Columbus statue in Columbus Circle gets 24-hour NYPD detail

Columbus statue in Columbus Circle gets 24-hour NYPD detail.

Ahead of Monday’s Columbus Day holiday, the NYPD will be offering 24-hour protection to the Christopher Columbus statue in Columbus Circle to thwart additional vandalism to the 125-year-old statue. 

On Sept. 23, a homeless man put pink nail polish on the bronze relief of Columbus on the base of the 70-foot pedestal the statue sits atop. The man said he used the nail polish to represent blood on Columbus’ hands as many demand his namesake October federal holiday to be renamed Indigenous People’s Day due to the explorer’s treatment of the people who inhabited the lands he discovered.

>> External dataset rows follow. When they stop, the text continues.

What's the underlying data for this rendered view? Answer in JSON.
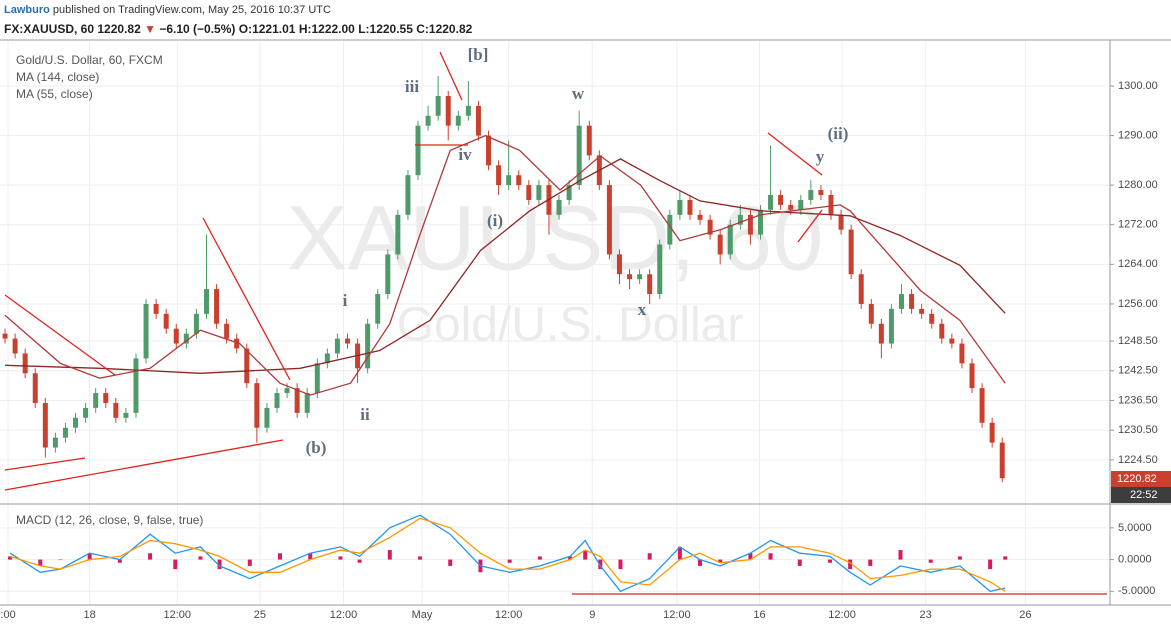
{
  "header": {
    "author": "Lawburo",
    "published": "published on TradingView.com, May 25, 2016 10:37 UTC",
    "symbol": "FX:XAUUSD, 60",
    "last": "1220.82",
    "arrow": "▼",
    "change": "−6.10 (−0.5%)",
    "open": "O:1221.01",
    "high": "H:1222.00",
    "low": "L:1220.55",
    "close": "C:1220.82"
  },
  "chart_data": [
    {
      "type": "candlestick",
      "title": "Gold/U.S. Dollar, 60, FXCM",
      "watermark": "XAUUSD, 60",
      "watermark_subtitle": "Gold/U.S. Dollar",
      "open": [
        1250,
        1249,
        1246,
        1242,
        1236,
        1227,
        1229,
        1231,
        1233,
        1235,
        1238,
        1236,
        1233,
        1234,
        1245,
        1256,
        1254,
        1251,
        1248,
        1250,
        1254,
        1259,
        1252,
        1249,
        1247,
        1240,
        1231,
        1235,
        1238,
        1239,
        1234,
        1238,
        1244,
        1246,
        1249,
        1248,
        1243,
        1252,
        1258,
        1266,
        1274,
        1282,
        1292,
        1294,
        1298,
        1292,
        1294,
        1296,
        1290,
        1284,
        1280,
        1282,
        1280,
        1277,
        1280,
        1274,
        1277,
        1280,
        1292,
        1286,
        1280,
        1266,
        1262,
        1261,
        1262,
        1258,
        1268,
        1274,
        1277,
        1274,
        1273,
        1270,
        1266,
        1272,
        1274,
        1270,
        1275,
        1278,
        1276,
        1275,
        1277,
        1279,
        1278,
        1274,
        1271,
        1262,
        1256,
        1252,
        1248,
        1255,
        1258,
        1255,
        1254,
        1252,
        1249,
        1248,
        1244,
        1239,
        1232,
        1228
      ],
      "high": [
        1251,
        1250,
        1247,
        1243,
        1237,
        1230,
        1232,
        1234,
        1236,
        1239,
        1239,
        1237,
        1235,
        1246,
        1257,
        1257,
        1255,
        1252,
        1251,
        1255,
        1270,
        1260,
        1253,
        1250,
        1248,
        1241,
        1236,
        1239,
        1240,
        1240,
        1239,
        1245,
        1247,
        1250,
        1250,
        1249,
        1253,
        1259,
        1267,
        1275,
        1283,
        1293,
        1296,
        1302,
        1299,
        1295,
        1301,
        1297,
        1291,
        1285,
        1289,
        1283,
        1281,
        1281,
        1281,
        1278,
        1281,
        1295,
        1293,
        1287,
        1281,
        1267,
        1263,
        1263,
        1263,
        1269,
        1275,
        1279,
        1278,
        1275,
        1274,
        1271,
        1273,
        1276,
        1275,
        1276,
        1288,
        1279,
        1277,
        1278,
        1281,
        1280,
        1279,
        1275,
        1272,
        1263,
        1257,
        1253,
        1256,
        1260,
        1259,
        1256,
        1255,
        1253,
        1250,
        1249,
        1245,
        1240,
        1233,
        1229
      ],
      "low": [
        1248,
        1245,
        1241,
        1235,
        1225,
        1226,
        1228,
        1230,
        1232,
        1234,
        1235,
        1232,
        1232,
        1233,
        1244,
        1253,
        1250,
        1247,
        1247,
        1249,
        1253,
        1251,
        1248,
        1246,
        1239,
        1228,
        1230,
        1234,
        1237,
        1233,
        1233,
        1237,
        1243,
        1245,
        1247,
        1240,
        1242,
        1251,
        1257,
        1265,
        1273,
        1281,
        1291,
        1293,
        1289,
        1291,
        1293,
        1289,
        1283,
        1278,
        1279,
        1279,
        1276,
        1276,
        1270,
        1273,
        1276,
        1279,
        1285,
        1279,
        1265,
        1260,
        1259,
        1260,
        1256,
        1257,
        1267,
        1273,
        1273,
        1272,
        1269,
        1264,
        1265,
        1271,
        1268,
        1269,
        1274,
        1275,
        1274,
        1274,
        1276,
        1277,
        1273,
        1270,
        1261,
        1255,
        1251,
        1245,
        1247,
        1254,
        1254,
        1253,
        1251,
        1248,
        1247,
        1243,
        1238,
        1231,
        1227,
        1220
      ],
      "close": [
        1249,
        1246,
        1242,
        1236,
        1227,
        1229,
        1231,
        1233,
        1235,
        1238,
        1236,
        1233,
        1234,
        1245,
        1256,
        1254,
        1251,
        1248,
        1250,
        1254,
        1259,
        1252,
        1249,
        1247,
        1240,
        1231,
        1235,
        1238,
        1239,
        1234,
        1238,
        1244,
        1246,
        1249,
        1248,
        1243,
        1252,
        1258,
        1266,
        1274,
        1282,
        1292,
        1294,
        1298,
        1292,
        1294,
        1296,
        1290,
        1284,
        1280,
        1282,
        1280,
        1277,
        1280,
        1274,
        1277,
        1280,
        1292,
        1286,
        1280,
        1266,
        1262,
        1261,
        1262,
        1258,
        1268,
        1274,
        1277,
        1274,
        1273,
        1270,
        1266,
        1272,
        1274,
        1270,
        1275,
        1278,
        1276,
        1275,
        1277,
        1279,
        1278,
        1274,
        1271,
        1262,
        1256,
        1252,
        1248,
        1255,
        1258,
        1255,
        1254,
        1252,
        1249,
        1248,
        1244,
        1239,
        1232,
        1228,
        1220.82
      ],
      "up_color": "#4f9a6a",
      "down_color": "#c9412e",
      "series": [
        {
          "name": "MA (144, close)",
          "color": "#8e2424",
          "x": [
            0.5,
            9.9,
            19.9,
            29.8,
            37.7,
            42.7,
            47.7,
            52.6,
            57.6,
            61.6,
            65.5,
            69.5,
            75.5,
            84.4,
            89.4,
            95.3,
            99.8
          ],
          "values": [
            1243.6,
            1243,
            1242,
            1243,
            1246.6,
            1252.7,
            1266.8,
            1274.8,
            1280.9,
            1285.3,
            1280.9,
            1276.8,
            1274.8,
            1273.8,
            1269.8,
            1263.8,
            1254.1
          ]
        },
        {
          "name": "MA (55, close)",
          "color": "#b03a3a",
          "x": [
            0.5,
            6,
            9.9,
            14.9,
            19.9,
            23.8,
            27.8,
            30.8,
            34.8,
            38.7,
            41.7,
            44.7,
            48.2,
            51.6,
            55.6,
            59.6,
            63.6,
            67.5,
            71.5,
            75.5,
            79.4,
            83.4,
            84.4,
            91.4,
            95.3,
            99.8
          ],
          "values": [
            1253.7,
            1244,
            1241,
            1243,
            1250.7,
            1248,
            1240,
            1237.6,
            1240,
            1252,
            1270,
            1287,
            1290,
            1287,
            1279,
            1285.9,
            1280,
            1268.8,
            1271,
            1274,
            1275,
            1276,
            1274.8,
            1258.7,
            1252.7,
            1240
          ]
        }
      ],
      "xlim": [
        0,
        110.2
      ],
      "xticks": [
        {
          "value": 0.8,
          "label": ":00"
        },
        {
          "value": 8.9,
          "label": "18"
        },
        {
          "value": 17.6,
          "label": "12:00"
        },
        {
          "value": 25.8,
          "label": "25"
        },
        {
          "value": 34.1,
          "label": "12:00"
        },
        {
          "value": 41.9,
          "label": "May"
        },
        {
          "value": 50.5,
          "label": "12:00"
        },
        {
          "value": 58.8,
          "label": "9"
        },
        {
          "value": 67.2,
          "label": "12:00"
        },
        {
          "value": 75.4,
          "label": "16"
        },
        {
          "value": 83.6,
          "label": "12:00"
        },
        {
          "value": 91.9,
          "label": "23"
        },
        {
          "value": 101.8,
          "label": "26"
        }
      ],
      "ylim": [
        1215.8,
        1309.1
      ],
      "yticks": [
        {
          "value": 1224.5,
          "label": "1224.50"
        },
        {
          "value": 1230.5,
          "label": "1230.50"
        },
        {
          "value": 1236.5,
          "label": "1236.50"
        },
        {
          "value": 1242.5,
          "label": "1242.50"
        },
        {
          "value": 1248.5,
          "label": "1248.50"
        },
        {
          "value": 1256,
          "label": "1256.00"
        },
        {
          "value": 1264,
          "label": "1264.00"
        },
        {
          "value": 1272,
          "label": "1272.00"
        },
        {
          "value": 1280,
          "label": "1280.00"
        },
        {
          "value": 1290,
          "label": "1290.00"
        },
        {
          "value": 1300,
          "label": "1300.00"
        }
      ],
      "grid": true,
      "annotations": [
        "[b]",
        "iii",
        "iv",
        "w",
        "(ii)",
        "y",
        "(i)",
        "x",
        "i",
        "ii",
        "(b)"
      ],
      "last_price_label": "1220.82",
      "countdown_label": "22:52"
    },
    {
      "type": "macd",
      "title": "MACD (12, 26, close, 9, false, true)",
      "x": [
        1,
        4,
        6,
        8.9,
        11.9,
        14.9,
        17.4,
        19.9,
        21.8,
        24.8,
        27.8,
        30.8,
        33.8,
        35.7,
        38.7,
        41.7,
        44.7,
        47.7,
        50.6,
        53.6,
        56.6,
        58.1,
        59.6,
        61.6,
        64.5,
        67.5,
        69.5,
        71.5,
        74.5,
        76.5,
        79.4,
        82.4,
        84.4,
        86.4,
        89.4,
        92.4,
        95.3,
        98.3,
        99.8
      ],
      "histogram": {
        "color": "#d81b60",
        "values": [
          0.5,
          -1,
          0,
          1,
          -0.5,
          1,
          -1.5,
          0.5,
          -1.5,
          -1,
          1,
          1,
          0.5,
          -0.5,
          1.5,
          0.5,
          -1,
          -2,
          -0.5,
          0.5,
          0.5,
          1.5,
          -1.5,
          -1.5,
          1,
          2,
          -1,
          -0.5,
          1,
          1,
          -1,
          -0.5,
          -1.5,
          -1,
          1.5,
          -0.5,
          0.5,
          -1.5,
          0.5
        ]
      },
      "series": [
        {
          "color": "#2196f3",
          "values": [
            1,
            -2,
            -1.5,
            1,
            0,
            4,
            1,
            2,
            -1,
            -3,
            -1,
            1,
            2,
            0.5,
            5,
            7,
            4,
            -1,
            -2,
            -1,
            0.5,
            3,
            -1,
            -5,
            -3,
            2,
            0,
            -1,
            1,
            3,
            1,
            0.5,
            -2,
            -4,
            -1,
            -2,
            -1,
            -5,
            -4.5
          ]
        },
        {
          "color": "#ff9800",
          "values": [
            0.5,
            -1,
            -1.5,
            0,
            0.5,
            3,
            2.5,
            1.5,
            0.5,
            -2,
            -2,
            0,
            1.5,
            1,
            3.5,
            6.5,
            5,
            1,
            -1.5,
            -1.5,
            0,
            1.5,
            0.5,
            -3.5,
            -4,
            0,
            1,
            -0.5,
            0,
            2,
            2,
            1,
            -0.5,
            -3,
            -2.5,
            -1.5,
            -1.5,
            -3.5,
            -5
          ]
        }
      ],
      "xlim": [
        0,
        110.2
      ],
      "ylim": [
        -7.0,
        8.6
      ],
      "yticks": [
        {
          "value": 5,
          "label": "5.0000"
        },
        {
          "value": 0,
          "label": "0.0000"
        },
        {
          "value": -5,
          "label": "-5.0000"
        }
      ],
      "grid": true
    }
  ]
}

At least three of the city’s five statues of Columbus have been defaced by paint or graffiti recently. Red paint was splashed on the Columbus statue in Central Park on Sept. 12, and just weeks earlier, one in Astoria was defaced to read, “Don’t honor genocide.”

The removal of Columbus statues and Confederate monuments have become a hot-point issue across the nation, especially in the wake of the violence in Charlottesville, Virginia, in August.

Mayor Bill de Blasio recently created a commission to decide the fate of city monuments that may be deemed offensive,

One or two NYPD police officers will work eight-hour shifts to keep watch over the monument in Columbus Circle, the New York Post reported. The statue is currently surrounded by metal barricades.

The department has not yet responded to a request from Metro regarding how much the 24-hour detail will cost.

The Columbus statue has been in Columbus Circle since 1892, when it was erected by the city to honor the 400th anniversary of the explorer landing in the Americas.